On 5 November 1955, she unveiled the Second World War extension at the Tower Hill Memorial, which stands in honour of those missing from the Merchant Navy. Again, she stressed the need for the public to do their part in remembrance:

“…it is not here that their true memorial is to be sought. That must be found in the lives of all men and women who now and in the years to come hold fast to those ideals for which they died. We who believe that the cause of freedom in which they fought was just, can by our own lives, and by our own example to our children, best ensure that their sacrifice was not in vain. It rests with us, and with those who will come after us, to give to their heroism that enduring memorial which shall far outlast this garden and these stones.”

Beyond the ceremonial events that unveiled some our grandest memorials, she would continue to return to these important places of remembrance throughout her long life. Whether on milestone anniversaries or not, the Queen was a regular visitor to our sites throughout the Commonwealth.

And during those visits, she not only paid her respects to the dead, but rejoiced in the attendance of her fellow veterans, their stories, their camaraderie, and their lust for life – a life made all the more precious by the stones bearing the names of friends, comrades and family.

Through France and Flanders and the European continent, to farther flung, less well known war cemeteries. The Queen continued to help keep alive the memory of those from across the Commonwealth and the sacrifices they made.

In Nairobi and Nassau, in Malta and Malaysia, from the bustling centre of Delhi, to the quiet deserts of Eritrea and the jungles of the far east, the Queen never wavered in this vital part of her role as the head of the Commonwealth.

As time passed, there were fewer and fewer witnesses who lived through the World Wars remaining. And as a member of the ‘greatest of generations’ herself, the Queen understood how the key to everlasting tributes was through future generations.

By the centenary of the First World War, the Queen’s example, set to her family and Commonwealth, was beginning to be carried through by her own children and grandchildren. While she conducted fewer overseas visits in person, her commitment to personally attend the Cenotaph in London did not waver. Watched from a distance, her family travelled on in her name.
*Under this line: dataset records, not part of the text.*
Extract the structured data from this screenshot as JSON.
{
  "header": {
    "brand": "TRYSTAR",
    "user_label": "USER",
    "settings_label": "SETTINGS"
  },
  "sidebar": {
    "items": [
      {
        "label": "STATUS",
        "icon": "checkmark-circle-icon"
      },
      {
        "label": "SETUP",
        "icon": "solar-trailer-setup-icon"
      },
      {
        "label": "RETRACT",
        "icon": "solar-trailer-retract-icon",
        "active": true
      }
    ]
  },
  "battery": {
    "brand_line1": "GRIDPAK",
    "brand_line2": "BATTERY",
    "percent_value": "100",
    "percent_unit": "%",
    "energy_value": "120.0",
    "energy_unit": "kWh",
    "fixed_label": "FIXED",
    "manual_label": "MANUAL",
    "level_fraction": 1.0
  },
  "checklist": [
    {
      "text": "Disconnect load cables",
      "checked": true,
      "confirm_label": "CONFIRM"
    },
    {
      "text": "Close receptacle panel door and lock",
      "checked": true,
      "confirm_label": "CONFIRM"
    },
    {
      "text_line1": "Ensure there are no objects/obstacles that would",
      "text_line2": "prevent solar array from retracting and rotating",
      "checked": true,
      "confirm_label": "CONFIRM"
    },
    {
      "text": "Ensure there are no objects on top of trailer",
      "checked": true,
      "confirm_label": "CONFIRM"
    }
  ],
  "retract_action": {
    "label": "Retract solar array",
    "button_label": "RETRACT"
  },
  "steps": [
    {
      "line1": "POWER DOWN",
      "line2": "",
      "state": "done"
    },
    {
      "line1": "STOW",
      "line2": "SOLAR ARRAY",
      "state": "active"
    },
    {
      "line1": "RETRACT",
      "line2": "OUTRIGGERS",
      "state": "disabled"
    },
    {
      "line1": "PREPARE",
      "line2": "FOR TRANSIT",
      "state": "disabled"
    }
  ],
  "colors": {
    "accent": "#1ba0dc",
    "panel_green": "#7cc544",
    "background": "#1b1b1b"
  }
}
But the Queen would still be front and centre. In 2019, the eyes of the world turned to Portsmouth to honour the bravery of those who helped turn the tide of the Second World War in Normandy. In the shadow of the CWGC’s Portsmouth Naval Memorial she sat shoulder to shoulder with veterans and world leaders to continue the collective promise that we would never forget those who died for freedom.

Then in 2021, shortly before the death of her husband HRH The Duke of Edinburgh, The Queen undertook her first public duty since the Covid-19 pandemic began at CWGC’s Runnymede Air Forces Memorial.

The event marked the 100th anniversary of the Royal Australian Air Force. It was proof once again that no amount of passing time, nor a global pandemic, would dwindle her support for the Commonwealth, for those in service, and for the collective memory of those who went before.

While many a statue and memorial may arise in the Queen’s name in decades to come, her example, played out at CWGC sites over the course of a lifetime, shows that it is those of us left behind, as well as our monuments, who must keep remembrance alive. Only now, it is not our Queen calling on us to join her in remembrance of others; it is us being called on to remember our Queen.